House Passes Clean Water Permitting Legislation with NPDES Permit Term Extension
On March 21, the House passed the Creating Confidence in Clean Water Permitting Act (H.R. 7023) on a vote of 213-205. As part of the package, the House unanimously adopted Representative John Garamendi’s (D-CA) amendment to allow States, like California, with Clean Water Act delegation authorities to issue a National Pollutant Discharge Elimination System (NPDES) permits for up to ten years for publicly owned wastewater treatment works.  The legislation is now before the Senate Committee on Environment and Public Works awaiting committee consideration.

The issue of extending NPDES permits to up to 10 years has been a long-term priority for CASA. Extension of the NPDES permit term recognizes the current reality of constructing and maintaining water infrastructure.

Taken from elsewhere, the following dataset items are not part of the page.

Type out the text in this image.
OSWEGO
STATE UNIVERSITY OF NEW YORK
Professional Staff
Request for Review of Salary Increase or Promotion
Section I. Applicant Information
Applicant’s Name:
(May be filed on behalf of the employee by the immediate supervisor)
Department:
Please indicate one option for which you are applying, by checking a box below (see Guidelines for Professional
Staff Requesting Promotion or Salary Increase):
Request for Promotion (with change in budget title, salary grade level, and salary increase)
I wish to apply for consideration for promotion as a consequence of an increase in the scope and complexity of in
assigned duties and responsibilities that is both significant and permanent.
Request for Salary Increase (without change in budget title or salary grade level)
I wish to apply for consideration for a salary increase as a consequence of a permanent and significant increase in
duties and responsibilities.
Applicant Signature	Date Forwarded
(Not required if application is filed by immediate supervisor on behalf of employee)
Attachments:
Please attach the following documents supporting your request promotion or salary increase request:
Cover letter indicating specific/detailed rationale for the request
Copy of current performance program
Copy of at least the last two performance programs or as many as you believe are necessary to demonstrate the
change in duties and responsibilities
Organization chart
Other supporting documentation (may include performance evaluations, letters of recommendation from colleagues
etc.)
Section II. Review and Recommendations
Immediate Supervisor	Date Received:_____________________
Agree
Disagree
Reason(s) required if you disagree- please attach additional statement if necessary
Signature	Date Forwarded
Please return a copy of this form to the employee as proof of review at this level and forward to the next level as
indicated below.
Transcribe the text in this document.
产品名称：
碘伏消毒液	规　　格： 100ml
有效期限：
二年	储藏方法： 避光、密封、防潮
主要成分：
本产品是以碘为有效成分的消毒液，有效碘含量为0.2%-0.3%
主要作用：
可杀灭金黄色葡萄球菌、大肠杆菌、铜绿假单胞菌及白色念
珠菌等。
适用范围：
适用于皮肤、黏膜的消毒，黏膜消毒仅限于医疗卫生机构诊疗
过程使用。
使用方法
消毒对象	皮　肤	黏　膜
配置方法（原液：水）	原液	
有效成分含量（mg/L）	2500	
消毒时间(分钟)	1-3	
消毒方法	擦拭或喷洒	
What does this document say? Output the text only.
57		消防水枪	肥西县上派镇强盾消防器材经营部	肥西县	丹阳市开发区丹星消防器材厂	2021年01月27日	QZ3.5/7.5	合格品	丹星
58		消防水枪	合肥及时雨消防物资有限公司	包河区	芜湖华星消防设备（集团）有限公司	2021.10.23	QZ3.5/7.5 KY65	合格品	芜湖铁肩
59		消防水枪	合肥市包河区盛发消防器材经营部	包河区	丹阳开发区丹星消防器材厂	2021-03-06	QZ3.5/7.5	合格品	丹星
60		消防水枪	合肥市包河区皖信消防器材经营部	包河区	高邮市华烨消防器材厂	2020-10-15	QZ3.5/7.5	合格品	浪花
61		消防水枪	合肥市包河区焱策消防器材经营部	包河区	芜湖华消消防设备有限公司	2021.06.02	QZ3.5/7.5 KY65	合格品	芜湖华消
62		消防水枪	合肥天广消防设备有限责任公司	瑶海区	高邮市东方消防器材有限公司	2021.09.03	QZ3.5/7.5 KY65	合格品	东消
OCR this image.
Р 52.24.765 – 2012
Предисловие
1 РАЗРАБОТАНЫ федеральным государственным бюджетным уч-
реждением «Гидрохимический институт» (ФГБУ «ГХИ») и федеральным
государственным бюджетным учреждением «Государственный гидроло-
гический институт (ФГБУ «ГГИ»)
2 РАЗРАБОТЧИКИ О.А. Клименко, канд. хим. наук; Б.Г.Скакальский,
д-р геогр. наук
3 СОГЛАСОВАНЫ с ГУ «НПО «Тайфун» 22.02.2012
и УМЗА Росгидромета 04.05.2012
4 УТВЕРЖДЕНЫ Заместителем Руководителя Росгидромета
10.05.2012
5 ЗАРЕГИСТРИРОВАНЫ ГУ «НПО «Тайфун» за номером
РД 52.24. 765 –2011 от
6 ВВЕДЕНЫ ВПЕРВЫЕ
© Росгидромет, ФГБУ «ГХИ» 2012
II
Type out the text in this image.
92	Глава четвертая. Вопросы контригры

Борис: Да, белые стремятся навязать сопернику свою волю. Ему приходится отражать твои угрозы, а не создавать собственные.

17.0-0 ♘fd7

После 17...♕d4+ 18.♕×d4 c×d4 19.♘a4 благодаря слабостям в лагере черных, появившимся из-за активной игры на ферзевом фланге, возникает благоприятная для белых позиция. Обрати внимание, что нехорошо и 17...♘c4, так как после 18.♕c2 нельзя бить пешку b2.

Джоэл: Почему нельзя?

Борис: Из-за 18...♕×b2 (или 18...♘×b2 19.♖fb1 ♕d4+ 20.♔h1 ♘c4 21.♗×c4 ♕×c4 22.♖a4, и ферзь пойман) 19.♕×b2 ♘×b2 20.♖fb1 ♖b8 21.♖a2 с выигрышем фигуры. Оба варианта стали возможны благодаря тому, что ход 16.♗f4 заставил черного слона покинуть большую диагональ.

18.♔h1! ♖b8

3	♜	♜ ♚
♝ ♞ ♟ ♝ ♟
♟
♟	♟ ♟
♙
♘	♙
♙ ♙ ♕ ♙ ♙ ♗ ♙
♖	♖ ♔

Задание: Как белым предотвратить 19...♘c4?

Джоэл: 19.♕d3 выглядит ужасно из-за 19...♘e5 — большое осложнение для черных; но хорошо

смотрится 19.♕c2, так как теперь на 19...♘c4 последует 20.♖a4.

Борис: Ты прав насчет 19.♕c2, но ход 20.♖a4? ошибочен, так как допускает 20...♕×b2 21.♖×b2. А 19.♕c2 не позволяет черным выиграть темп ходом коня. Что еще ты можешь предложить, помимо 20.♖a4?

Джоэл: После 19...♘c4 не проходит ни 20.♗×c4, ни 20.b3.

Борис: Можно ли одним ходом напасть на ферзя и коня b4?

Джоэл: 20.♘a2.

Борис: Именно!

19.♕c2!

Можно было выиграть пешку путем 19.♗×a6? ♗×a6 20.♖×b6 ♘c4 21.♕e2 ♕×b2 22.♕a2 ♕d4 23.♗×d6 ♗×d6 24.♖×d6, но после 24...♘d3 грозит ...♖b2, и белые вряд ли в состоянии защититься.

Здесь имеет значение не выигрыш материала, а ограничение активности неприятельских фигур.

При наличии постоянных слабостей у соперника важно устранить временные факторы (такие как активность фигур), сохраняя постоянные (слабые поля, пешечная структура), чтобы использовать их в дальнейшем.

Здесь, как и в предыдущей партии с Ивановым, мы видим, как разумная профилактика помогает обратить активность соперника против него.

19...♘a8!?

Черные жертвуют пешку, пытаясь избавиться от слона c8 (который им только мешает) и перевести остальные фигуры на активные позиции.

It would allow public agencies, including CASA agencies, States and the public have adequate time to comply with existing regulatory requirements before the imposition of new mandates. As a result, public agencies would be able to better plan and more efficiently constructure projects that require new and advanced treatment technologies. Finally, it would benefit States as it will give more resources to their regulatory departments to direct towards nonpoint sources and watershed-based solutions.

 

Senate Committee Examines Passive Receiver CERCLA Liability Exemption
On March 20, the Senate Committee on Environment and Public Works convened a hearing to examine the liability impacts of designating PFAS chemicals as hazardous substances under the Comprehensive Emergency Response, Compensation, and Liability Act (CERCLA). Specifically, the hearing focused on the issue of providing CERCLA liability exemption to passive receivers, which would include  wastewater agencies. The hearing occurred as the U.S. Environmental Protection Agency (USEPA) is finalizing rules by the end of April to designate PFOS and PFOA as hazardous substances under CERCLA and create a 4PPT drinking water standard.

The need to provide wastewater agencies CERCLA liability exemption for PFAS has been a key priority for CASA. To this end, CASA, along with a broad coalition of passive receiver stakeholders, sent a joint letter to committee leadership ahead of the hearing. In the letter, CASA and the other co-signers emphasize the need and reasoning for why the committee must provide statutory protection for passive receivers for PFAS under CERCLA.

During the hearing, there was broad agreement among both committee members and witnesses that addressing PFAS contamination is a complex and challenging issue, and that primary responsibility should fall upon PFAS manufacturers. Committee Chair Tom Carper (D-DE) and Ranking Member Shelley Moore Capito (R-WV) both agreed that they want to advance a bipartisan legislative package, but Capito noted that developing protections for passive receivers, especially in the instance of smaller communities that cannot afford litigation, is necessary as part of any solution.

Testifying before the committee were a state environmental regulator, the Congressional Research Service, environmental NGO, and the passive receiver community. Representing passive receivers were witnesses testifying on behalf of the water, wastewater, and solid waste sectors. Water and solid waste witnesses documented examples of how CERCLA liability would capture passive receivers and result in litigation costs that would span over years, if not decades in some instances. The passive receiver witnesses also emphasized the water and solid waste sectors’ desires to be part of the solution to address PFAS pollution, but liability exemption is critical to ensuring utilities’ are not unfairly dragged into third party lawsuits. Key takeaways from the discussion include:

  • Wastewater and water utilities are not responsible for PFAS pollution.
  • Landfills and wastewater agencies are interdependent and a CERCLA designation, without liability protection, would cause restrictions at landfills and disrupt well planned programs of management between both sectors.
  • In response to suggestions to use federal permits to provide CERCLA protection, passive receiver witnesses explained CERCLA is retroactive, creating liability for events that occurred before PFAS standards were established. Therefore, federal permits do not necessarily provide liability protection.
  • USEPA efforts to designate PFOA and PFOS under CERCLA bypasses the usual policymaking approach of first defining a chemical as a hazardous constituent under Resource Conservation and Recovery Act (RCRA) or other environmental statutes. State official endorsed relying on RCRA as the foundational approach to address PFAS.

The hearing concluded without an indication from the committee about how it will address the issue of passive receiver liability. However, the committee is expected to continue its work to design a bipartisan agreement on passive receivers protection from any CERCLA designation.